Columna Maenia

Richardson, L. jr

A column erected in 338 B.C. in honor of C. Maenius, victor over the Latins in the naval battle of Antium (Pliny, HN 34.20). It stood west of the Curia Hostilia, because the accensus consulum announced the final hour of the day when from the Curia he saw the sun pass the Columna Maenia moving toward the Carcer (Pliny, HN 7.212: a Columna Meania ad Carcerem inclinato). This indicates that the column was located near the northeast end of the Arch of Septimius Severus. The column was used in the time of Cicero for public posting of the names of delinquent debtors by their creditors (Cicero, Div. Caec. 50, Sest. 18 and Schol. Bob. ad loc [Stangl 128]).

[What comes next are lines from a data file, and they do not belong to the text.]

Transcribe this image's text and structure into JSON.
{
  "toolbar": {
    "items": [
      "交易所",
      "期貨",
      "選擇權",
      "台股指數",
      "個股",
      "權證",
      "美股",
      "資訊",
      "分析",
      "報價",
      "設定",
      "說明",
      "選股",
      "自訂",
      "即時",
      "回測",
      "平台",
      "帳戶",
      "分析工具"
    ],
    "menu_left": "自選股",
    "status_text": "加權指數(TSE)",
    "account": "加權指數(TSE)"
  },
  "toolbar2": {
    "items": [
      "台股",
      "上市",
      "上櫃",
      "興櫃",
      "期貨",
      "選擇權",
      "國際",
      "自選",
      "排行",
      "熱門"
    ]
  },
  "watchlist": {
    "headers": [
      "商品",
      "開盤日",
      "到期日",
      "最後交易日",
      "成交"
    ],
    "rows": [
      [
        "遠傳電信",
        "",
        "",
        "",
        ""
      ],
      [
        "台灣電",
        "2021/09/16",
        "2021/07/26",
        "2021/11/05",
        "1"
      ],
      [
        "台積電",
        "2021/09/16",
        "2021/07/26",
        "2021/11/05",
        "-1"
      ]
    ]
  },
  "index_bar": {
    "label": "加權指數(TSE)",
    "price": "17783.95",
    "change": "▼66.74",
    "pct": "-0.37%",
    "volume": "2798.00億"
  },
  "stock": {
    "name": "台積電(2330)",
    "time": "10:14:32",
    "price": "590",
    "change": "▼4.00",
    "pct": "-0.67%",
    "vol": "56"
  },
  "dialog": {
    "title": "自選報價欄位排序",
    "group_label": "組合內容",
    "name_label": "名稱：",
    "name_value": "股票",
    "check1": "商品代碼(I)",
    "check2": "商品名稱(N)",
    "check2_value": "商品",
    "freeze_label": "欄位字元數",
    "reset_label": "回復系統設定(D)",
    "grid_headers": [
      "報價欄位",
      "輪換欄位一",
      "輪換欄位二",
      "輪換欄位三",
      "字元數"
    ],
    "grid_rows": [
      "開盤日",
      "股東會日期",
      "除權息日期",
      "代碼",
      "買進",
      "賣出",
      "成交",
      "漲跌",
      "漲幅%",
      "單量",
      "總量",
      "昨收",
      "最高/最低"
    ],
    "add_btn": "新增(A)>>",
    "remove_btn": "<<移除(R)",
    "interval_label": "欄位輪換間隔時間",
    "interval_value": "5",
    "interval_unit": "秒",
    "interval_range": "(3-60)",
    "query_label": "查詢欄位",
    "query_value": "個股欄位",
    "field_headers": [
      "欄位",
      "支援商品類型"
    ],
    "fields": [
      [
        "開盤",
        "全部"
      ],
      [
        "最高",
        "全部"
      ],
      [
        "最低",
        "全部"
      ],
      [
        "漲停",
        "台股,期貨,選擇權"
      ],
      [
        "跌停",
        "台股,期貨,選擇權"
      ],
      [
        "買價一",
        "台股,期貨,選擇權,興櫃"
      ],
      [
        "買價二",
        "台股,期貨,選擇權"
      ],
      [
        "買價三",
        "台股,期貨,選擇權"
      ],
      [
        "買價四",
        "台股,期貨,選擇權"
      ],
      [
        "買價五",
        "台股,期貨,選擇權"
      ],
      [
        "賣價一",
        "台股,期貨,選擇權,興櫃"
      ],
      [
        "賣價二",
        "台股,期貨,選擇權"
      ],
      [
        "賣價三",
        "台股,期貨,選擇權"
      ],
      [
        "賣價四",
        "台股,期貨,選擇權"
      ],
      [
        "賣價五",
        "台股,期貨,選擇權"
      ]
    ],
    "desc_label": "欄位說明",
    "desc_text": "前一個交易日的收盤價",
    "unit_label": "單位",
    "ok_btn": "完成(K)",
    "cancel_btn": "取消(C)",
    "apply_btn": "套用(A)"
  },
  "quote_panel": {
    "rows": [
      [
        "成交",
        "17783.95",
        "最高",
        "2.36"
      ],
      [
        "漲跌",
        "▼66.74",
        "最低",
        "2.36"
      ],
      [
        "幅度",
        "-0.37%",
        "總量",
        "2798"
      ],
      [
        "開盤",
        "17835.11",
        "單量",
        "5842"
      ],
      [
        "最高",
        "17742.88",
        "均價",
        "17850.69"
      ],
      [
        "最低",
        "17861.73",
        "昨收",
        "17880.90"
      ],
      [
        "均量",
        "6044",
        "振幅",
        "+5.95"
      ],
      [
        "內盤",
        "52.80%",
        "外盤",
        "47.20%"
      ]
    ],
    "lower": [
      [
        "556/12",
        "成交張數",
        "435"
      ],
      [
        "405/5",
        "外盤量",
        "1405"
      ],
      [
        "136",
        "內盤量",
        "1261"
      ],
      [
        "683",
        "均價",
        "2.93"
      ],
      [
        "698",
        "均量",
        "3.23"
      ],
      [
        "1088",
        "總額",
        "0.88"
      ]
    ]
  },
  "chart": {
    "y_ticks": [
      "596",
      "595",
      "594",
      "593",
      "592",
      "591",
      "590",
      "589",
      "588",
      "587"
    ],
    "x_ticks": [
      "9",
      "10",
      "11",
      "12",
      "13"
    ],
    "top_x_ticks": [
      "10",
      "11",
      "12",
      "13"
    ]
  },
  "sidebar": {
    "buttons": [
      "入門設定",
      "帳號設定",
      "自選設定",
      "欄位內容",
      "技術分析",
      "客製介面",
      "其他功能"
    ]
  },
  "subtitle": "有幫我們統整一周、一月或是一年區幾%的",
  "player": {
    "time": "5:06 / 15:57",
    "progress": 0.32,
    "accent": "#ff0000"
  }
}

A second explanation of the column was that when Cato was purchasing land for the Basilica Porcia Maenius, whose house Cato needed to complete the parcel, stipulated that one column should be salvaged from his house to provide a vantage point from which he and his descendants could watch the games given in the forum, and that on the column he constructed a wooden platform. Such a column would have had to be some distance from the house in question in order to provide a good spectator's vantage point, and houses of such size as would include a column suitable for supporting such a platform would have been extremely rare at so early a date. Other improbabilities involved are also apparent. We can therefore reject this tradition as an invention (cf. [Ascon.,] Div. Caec. 50 [Stangl 128]; Porphyrion ad Hor. Sat. 1.3.21). But it probably means that there was no inscription on the column and no statue crowning it from a relatively early date. Because the column was still standing in the fourth century (Symmachus, Epist. 5.54.3, the story was probably made up after the destruction of the Basilica Porcia and after its location was forgotten.